2010-09-17 01:34:25 | 映画
 日中戦争に応召し、頭部と胴体のみという無残な姿で帰郷した夫(大西信満)は、妻(寺島しのぶ)とのセックスにひたすら没頭する。そして、燃え盛る業火のイメージを媒介にして、毎度同じ悪夢的な回想(「俺は中国大陸で理性を失い、現地の女を凌辱した上、銃剣で突き殺した。だから俺がこうして四肢を奪われ、生き恥をさらすのは、蛮行の報いであるにちがいない」というかのごとき自己嫌悪)を、脳内でさかんにフラッシュバックさせる。
 こうした日々が、8月15日の終戦当日まで続くのだが、反戦ないし厭戦のイメージ化が、このような因果応報的な教訓譚らしきもので構築されたことに、疑問を持った。実際にはそのように構築されてはいないのかもしれないが、観客へのトラップとなってはいる。また、出征前の夫による妻へのDVと、日本帝国によるアジアへの軍事的侵略とを、今日的に同一線上に配置させようとしている構成も腑に落ちず、個人の犯罪と国家の犯罪は、もっと意識的に分離して扱うべきだったのではないか。総合するとしたら、そうした手続きの後にあって然るべきだ。さらに言うと、広島と長崎への原爆投下の資料映像は挿入すべきではなく、BC級戦犯の数をテロップで表示することも必要ない。若松のこうした措置は、厭戦というものをもっぱら被害者意識から喚起してしまう恐れがある。

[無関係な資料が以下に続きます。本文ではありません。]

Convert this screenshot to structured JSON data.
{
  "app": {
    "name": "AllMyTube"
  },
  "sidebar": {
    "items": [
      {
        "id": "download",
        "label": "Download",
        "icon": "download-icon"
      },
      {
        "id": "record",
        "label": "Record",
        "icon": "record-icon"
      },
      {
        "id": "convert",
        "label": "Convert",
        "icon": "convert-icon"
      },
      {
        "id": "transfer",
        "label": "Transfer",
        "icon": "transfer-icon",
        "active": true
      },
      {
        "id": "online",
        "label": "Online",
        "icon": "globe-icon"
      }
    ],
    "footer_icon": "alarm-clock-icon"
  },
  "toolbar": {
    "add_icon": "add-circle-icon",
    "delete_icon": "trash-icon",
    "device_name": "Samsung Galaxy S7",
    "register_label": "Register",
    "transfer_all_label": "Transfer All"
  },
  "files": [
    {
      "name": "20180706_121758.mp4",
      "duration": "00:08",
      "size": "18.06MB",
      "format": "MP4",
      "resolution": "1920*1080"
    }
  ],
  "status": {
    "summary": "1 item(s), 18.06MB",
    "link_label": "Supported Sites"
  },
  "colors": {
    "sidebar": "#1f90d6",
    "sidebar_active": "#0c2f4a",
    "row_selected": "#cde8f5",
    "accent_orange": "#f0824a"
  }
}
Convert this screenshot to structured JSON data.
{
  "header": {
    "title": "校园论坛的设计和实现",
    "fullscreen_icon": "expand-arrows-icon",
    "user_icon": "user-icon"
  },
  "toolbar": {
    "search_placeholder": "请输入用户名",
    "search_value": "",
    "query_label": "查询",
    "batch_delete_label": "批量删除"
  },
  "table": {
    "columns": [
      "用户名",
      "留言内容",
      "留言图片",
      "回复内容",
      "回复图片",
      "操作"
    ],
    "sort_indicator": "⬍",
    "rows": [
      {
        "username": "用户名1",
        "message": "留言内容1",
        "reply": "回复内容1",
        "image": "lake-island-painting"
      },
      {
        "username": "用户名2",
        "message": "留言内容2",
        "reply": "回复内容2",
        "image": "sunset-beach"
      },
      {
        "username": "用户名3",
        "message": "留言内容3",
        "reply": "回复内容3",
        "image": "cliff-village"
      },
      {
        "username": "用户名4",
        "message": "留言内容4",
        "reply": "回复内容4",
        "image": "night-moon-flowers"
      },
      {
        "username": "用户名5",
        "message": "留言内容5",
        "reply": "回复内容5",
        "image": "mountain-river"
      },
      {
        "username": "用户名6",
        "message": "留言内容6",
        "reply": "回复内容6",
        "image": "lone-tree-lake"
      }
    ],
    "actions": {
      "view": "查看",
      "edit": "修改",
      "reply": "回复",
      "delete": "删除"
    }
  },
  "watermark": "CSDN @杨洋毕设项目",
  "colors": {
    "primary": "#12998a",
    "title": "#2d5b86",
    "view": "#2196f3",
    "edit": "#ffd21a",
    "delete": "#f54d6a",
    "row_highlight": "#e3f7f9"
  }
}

 戦況がラジオを通してのみ細々と伝えられる新潟の寒村に、幾度か美しい四季がめぐってくる。この無償なる推移の描写を、観客はいったいどのように甘受すべきなのか。そして、その間に夫が筆談で発したまともな言葉らしい言葉は、実際「ヤリタイ」だけだったのであろうか。そのことが気になって仕方がない。